6.2.1. Elle devrait prévoir des incitations appropriées pour
les pouvoirs publics et les décideurs au sein des entreprises afin
qu’ils mettent en place des procédures internes dans ce domaine pour:
6.2.1.1. que les dénonciations concernant des problèmes possibles
fassent l’objet d’une véritable enquête et que les informations
pertinentes soient transmises à la direction en temps voulu, en
contournant, si nécessaire, la hiérarchie normale; et
6.2.1.2. que l’identité du donneur d’alerte ne soit divulguée qu’avec
son consentement, ou si cela permet d’éviter des menaces graves
et imminentes pour l’intérêt public.
6.2.2. Cette législation devrait protéger quiconque utilise,
de bonne foi, les canaux internes existants pour donner l’alerte
contre toute forme de représailles (licenciement abusif, harcèlement
ou tout autre traitement discriminatoire ou sanction).
6.2.3. Lorsqu’il n’existe pas de voies internes pour donner l’alerte,
ou qu’elles ne fonctionnent pas correctement, voire qu’il ne serait
pas raisonnable de s’attendre à ce qu’elles fonctionnent correctement
étant donné la nature du problème dénoncé par le donneur d’alerte,
il conviendrait de la même manière de protéger celui qui utilise
des voies externes, y compris les médias.
6.2.4. Tout donneur d’alerte doit être considéré comme agissant
de bonne foi, sous réserve qu’il ait des motifs raisonnables de
penser que l’information divulguée était vraie, même s’il s’avère
par la suite que tel n’était pas le cas, et à condition qu’il n’ait
pas d’objectifs illicites ou contraires à l’éthique.
6.2.5. La législation pertinente devrait assurer aux donneurs
d’alerte de bonne foi une protection fiable contre toute forme de
représailles par le biais d’un mécanisme d’application qui permettrait
de vérifier la réalité des agissements dénoncés par le donneur d’alerte
et de demander à l’employeur de remédier à la situation, y compris
temporairement, en attendant que toute la lumière soit faite, et
par le biais d’un dédommagement financier approprié, si les conséquences
des représailles ne peuvent pas être raisonnablement annulées.
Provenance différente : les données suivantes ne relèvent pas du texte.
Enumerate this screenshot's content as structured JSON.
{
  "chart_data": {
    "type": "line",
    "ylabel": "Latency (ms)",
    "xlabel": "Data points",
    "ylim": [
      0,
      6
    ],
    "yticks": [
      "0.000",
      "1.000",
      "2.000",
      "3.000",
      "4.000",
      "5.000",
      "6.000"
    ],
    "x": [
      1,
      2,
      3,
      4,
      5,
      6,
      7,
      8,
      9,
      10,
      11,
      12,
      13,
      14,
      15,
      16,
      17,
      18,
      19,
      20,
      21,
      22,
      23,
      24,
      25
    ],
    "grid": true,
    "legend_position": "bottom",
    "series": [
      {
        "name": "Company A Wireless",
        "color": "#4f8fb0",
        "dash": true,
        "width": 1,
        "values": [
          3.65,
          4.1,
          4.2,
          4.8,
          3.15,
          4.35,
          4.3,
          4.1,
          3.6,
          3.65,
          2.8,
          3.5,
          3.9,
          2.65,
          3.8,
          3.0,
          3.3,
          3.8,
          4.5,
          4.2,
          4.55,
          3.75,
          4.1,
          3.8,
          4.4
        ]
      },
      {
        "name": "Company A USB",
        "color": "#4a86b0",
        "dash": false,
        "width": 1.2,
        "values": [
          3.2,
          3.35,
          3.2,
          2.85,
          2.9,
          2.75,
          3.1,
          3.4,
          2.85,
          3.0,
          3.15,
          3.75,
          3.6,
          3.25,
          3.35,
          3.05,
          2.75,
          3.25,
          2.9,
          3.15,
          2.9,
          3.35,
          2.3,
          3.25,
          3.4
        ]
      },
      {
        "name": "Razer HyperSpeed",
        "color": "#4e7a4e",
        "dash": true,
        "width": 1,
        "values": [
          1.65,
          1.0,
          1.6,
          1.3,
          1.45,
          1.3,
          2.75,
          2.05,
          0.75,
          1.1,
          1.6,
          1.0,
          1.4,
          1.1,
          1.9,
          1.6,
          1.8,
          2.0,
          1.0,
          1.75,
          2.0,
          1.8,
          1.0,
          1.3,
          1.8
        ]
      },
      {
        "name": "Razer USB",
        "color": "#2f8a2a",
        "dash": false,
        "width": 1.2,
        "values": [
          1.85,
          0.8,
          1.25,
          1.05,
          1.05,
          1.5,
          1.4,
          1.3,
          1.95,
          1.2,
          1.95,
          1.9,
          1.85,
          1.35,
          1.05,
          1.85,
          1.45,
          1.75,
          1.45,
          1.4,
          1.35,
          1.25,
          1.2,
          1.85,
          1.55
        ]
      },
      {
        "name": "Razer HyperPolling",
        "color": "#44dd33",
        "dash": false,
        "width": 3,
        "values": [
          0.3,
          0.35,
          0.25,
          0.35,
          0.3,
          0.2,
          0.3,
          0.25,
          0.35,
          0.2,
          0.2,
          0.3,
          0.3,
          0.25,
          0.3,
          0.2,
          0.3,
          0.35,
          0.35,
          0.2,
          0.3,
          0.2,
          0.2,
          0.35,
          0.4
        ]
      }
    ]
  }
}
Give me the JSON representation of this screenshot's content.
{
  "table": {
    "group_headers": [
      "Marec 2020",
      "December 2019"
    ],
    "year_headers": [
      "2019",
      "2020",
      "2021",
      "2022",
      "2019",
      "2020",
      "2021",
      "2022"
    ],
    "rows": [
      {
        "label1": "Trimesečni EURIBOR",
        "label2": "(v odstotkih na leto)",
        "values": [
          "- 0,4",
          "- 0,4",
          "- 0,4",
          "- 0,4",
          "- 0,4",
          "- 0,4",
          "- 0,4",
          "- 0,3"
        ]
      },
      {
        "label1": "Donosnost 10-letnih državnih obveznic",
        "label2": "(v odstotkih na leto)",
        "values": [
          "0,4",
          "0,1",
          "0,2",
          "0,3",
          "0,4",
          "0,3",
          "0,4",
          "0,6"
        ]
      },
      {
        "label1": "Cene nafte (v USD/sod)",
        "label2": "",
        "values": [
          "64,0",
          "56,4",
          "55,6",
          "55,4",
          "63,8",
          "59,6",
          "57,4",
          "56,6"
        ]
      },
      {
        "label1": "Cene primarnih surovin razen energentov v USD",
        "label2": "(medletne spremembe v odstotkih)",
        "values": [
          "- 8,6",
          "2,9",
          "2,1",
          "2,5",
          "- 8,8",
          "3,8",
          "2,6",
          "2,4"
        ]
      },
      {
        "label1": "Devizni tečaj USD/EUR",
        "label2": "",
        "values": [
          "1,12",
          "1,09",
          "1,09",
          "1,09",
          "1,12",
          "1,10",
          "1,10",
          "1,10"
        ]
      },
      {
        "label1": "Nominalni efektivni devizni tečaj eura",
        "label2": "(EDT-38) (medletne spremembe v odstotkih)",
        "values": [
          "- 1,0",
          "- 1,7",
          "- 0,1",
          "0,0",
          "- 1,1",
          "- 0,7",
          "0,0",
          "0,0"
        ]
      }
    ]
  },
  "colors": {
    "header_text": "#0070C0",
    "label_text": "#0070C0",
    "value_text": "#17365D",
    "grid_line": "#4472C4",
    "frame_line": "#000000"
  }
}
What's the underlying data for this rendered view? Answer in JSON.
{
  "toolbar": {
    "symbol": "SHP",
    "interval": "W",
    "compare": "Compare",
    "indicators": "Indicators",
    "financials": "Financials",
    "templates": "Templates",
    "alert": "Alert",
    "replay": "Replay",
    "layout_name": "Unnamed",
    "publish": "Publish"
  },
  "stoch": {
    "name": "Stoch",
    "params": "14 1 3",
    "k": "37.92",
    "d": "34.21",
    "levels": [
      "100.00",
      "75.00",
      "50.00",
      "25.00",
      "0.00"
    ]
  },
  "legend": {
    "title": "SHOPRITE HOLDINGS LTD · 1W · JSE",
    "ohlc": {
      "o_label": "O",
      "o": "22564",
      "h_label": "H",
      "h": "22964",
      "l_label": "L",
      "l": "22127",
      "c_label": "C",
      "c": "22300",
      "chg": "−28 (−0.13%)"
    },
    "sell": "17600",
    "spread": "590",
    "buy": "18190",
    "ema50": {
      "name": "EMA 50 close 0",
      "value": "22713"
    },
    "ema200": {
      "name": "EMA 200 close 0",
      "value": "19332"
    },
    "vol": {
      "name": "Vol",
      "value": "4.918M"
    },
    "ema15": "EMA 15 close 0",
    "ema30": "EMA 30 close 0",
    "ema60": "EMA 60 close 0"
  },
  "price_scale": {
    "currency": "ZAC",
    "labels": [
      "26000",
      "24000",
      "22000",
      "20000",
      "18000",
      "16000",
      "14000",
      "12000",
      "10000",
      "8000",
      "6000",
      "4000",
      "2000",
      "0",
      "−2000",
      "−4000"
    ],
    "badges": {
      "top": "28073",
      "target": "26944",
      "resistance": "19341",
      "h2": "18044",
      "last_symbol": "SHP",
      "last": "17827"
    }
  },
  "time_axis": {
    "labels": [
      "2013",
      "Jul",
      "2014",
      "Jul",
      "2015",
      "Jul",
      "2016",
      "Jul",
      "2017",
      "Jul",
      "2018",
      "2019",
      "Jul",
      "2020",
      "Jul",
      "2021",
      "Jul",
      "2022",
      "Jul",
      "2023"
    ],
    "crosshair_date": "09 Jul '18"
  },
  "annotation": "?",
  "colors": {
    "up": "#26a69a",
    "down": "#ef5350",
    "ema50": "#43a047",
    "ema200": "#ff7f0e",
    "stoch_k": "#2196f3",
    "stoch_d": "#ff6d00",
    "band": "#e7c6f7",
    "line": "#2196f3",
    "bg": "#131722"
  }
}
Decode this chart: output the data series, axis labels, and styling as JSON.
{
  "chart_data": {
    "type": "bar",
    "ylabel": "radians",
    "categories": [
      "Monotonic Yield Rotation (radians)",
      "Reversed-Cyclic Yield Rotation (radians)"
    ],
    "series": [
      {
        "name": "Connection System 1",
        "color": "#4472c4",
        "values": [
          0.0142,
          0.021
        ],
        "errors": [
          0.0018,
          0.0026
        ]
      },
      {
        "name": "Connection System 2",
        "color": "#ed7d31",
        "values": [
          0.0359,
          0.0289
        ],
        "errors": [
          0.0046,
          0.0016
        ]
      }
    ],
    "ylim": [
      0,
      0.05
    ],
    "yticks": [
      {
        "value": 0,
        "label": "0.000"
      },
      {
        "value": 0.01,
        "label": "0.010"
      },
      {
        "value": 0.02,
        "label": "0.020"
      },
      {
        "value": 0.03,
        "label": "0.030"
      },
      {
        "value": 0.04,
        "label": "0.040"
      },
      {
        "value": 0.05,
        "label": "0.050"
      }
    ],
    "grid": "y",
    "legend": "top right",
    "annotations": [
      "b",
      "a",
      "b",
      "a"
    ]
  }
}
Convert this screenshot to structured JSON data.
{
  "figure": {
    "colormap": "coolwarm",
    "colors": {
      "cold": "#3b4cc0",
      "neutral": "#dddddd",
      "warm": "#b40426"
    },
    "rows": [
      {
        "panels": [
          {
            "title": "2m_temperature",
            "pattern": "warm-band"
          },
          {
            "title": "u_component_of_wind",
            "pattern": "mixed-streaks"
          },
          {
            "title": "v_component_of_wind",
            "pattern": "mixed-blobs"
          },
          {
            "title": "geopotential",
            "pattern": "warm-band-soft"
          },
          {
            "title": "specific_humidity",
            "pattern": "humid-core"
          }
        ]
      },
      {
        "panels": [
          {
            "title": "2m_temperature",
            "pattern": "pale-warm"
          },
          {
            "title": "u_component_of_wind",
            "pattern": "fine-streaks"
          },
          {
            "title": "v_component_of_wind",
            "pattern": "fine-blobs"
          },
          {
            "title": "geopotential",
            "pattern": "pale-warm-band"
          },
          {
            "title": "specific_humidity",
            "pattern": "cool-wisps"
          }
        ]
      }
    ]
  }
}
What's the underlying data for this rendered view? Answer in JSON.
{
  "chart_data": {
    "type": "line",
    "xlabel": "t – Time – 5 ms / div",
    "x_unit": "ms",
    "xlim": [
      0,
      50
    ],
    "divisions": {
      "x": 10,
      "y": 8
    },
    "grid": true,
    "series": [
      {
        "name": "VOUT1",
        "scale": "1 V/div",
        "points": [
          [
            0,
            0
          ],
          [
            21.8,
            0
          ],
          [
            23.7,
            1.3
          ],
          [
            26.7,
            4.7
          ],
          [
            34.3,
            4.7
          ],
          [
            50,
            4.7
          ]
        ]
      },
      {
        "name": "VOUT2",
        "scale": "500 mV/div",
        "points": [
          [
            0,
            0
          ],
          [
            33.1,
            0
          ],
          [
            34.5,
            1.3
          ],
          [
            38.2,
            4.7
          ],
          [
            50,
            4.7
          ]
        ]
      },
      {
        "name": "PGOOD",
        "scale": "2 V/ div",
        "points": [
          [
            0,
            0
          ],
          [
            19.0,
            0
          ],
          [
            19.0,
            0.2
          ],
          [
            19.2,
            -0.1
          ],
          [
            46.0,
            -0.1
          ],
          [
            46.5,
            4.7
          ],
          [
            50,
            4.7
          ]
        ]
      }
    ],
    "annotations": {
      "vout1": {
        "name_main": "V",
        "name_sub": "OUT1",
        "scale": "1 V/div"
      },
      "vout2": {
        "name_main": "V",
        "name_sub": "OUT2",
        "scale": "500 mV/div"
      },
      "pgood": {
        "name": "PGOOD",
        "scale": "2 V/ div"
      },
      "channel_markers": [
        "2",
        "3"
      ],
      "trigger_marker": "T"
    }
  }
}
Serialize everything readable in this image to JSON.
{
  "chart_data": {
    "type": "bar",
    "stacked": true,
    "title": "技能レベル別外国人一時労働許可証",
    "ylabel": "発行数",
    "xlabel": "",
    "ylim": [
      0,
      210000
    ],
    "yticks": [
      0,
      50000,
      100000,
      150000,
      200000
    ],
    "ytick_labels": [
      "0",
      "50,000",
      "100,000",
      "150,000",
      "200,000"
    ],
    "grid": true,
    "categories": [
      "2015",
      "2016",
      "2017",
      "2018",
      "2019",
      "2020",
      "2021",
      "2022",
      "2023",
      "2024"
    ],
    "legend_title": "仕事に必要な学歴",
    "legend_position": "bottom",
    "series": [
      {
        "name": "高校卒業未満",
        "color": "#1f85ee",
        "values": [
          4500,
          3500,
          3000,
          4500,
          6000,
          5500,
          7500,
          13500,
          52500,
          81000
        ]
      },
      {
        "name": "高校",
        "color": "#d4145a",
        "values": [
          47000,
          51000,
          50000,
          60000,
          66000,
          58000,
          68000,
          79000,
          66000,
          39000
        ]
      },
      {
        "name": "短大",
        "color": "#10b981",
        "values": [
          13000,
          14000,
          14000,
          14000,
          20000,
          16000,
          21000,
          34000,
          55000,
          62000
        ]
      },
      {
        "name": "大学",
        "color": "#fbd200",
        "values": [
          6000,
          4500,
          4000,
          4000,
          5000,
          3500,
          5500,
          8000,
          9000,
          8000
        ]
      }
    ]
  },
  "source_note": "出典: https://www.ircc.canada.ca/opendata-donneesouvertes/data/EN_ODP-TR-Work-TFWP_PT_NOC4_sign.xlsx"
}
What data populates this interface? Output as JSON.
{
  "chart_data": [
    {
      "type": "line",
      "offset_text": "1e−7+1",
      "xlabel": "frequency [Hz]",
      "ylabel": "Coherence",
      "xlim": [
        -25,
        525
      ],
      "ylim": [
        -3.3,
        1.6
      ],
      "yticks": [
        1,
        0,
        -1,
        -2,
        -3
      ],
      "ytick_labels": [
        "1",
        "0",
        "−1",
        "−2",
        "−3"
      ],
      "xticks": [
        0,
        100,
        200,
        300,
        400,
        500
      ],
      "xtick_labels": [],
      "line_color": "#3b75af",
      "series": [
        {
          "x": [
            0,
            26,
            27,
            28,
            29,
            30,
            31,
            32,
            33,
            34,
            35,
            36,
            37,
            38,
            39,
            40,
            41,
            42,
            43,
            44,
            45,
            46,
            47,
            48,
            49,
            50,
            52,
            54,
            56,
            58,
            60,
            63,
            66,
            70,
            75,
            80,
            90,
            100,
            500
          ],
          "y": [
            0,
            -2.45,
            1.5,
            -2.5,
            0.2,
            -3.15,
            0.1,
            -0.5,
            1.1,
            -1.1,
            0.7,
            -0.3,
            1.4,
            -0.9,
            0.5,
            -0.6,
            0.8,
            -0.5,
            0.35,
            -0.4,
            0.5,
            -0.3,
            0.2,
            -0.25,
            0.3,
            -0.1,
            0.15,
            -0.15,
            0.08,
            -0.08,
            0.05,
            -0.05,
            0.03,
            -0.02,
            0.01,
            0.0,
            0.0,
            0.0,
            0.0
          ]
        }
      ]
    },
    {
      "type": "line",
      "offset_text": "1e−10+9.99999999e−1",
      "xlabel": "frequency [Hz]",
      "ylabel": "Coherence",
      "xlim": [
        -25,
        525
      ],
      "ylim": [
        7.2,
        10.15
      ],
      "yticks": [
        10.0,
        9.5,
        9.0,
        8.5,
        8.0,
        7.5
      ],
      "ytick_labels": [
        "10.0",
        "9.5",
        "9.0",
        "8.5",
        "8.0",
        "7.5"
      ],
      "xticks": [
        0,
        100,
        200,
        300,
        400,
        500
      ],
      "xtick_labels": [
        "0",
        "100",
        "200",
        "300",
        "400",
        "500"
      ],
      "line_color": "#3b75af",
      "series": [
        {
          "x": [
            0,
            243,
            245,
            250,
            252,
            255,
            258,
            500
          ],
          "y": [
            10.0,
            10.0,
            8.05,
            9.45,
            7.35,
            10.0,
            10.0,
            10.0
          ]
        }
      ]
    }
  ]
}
6.2.6. Cette législation devrait également établir un risque,
pour tout auteur d’un acte de représailles, que le donneur d’alerte
victimisé contre-attaque pour obtenir son renvoi ou toute autre
sanction appropriée.
6.2.7. Des programmes de protection des donneurs d’alerte doivent
également assurer une protection appropriée contre des accusations
proférées de mauvaise foi.
6.3. En ce qui concerne la charge de la preuve, il doit incomber
à l’employeur d’établir au-delà de tout doute raisonnable que toute
mesure prise à l’encontre d’un donneur d’alerte a été motivée par
des raisons autres que l’acte de signalement par ce dernier.
6.4. La mise en œuvre et l’effet de la législation pertinente
en matière de protection effective des donneurs d’alerte devraient
faire l’objet d’un suivi et être évalués à intervalles réguliers
par des organismes indépendants.
7. L’Assemblée souligne que les améliorations législatives nécessaires
doivent s’accompagner d’une évolution positive des comportements
culturels à l’égard du donneur d’alerte, et qu’il ne faut plus associer
ce dernier à des notions de déloyauté ou de trahison.
8. Elle reconnaît le rôle important joué par les organisations
non gouvernementales qui contribuent à faire évoluer positivement
les mentalités à l’égard des donneurs d’alerte, et qui conseillent
les employeurs souhaitant instaurer des procédures internes permettant
de dénoncer d’éventuels problèmes, les donneurs d’alerte potentiels
et les victimes de représailles.
9. Dans un souci d’exemplarité, l’Assemblée invite le Conseil
de l’Europe à mettre en place une solide procédure interne, couvrant
le Conseil lui-même et tous ses accords partiels.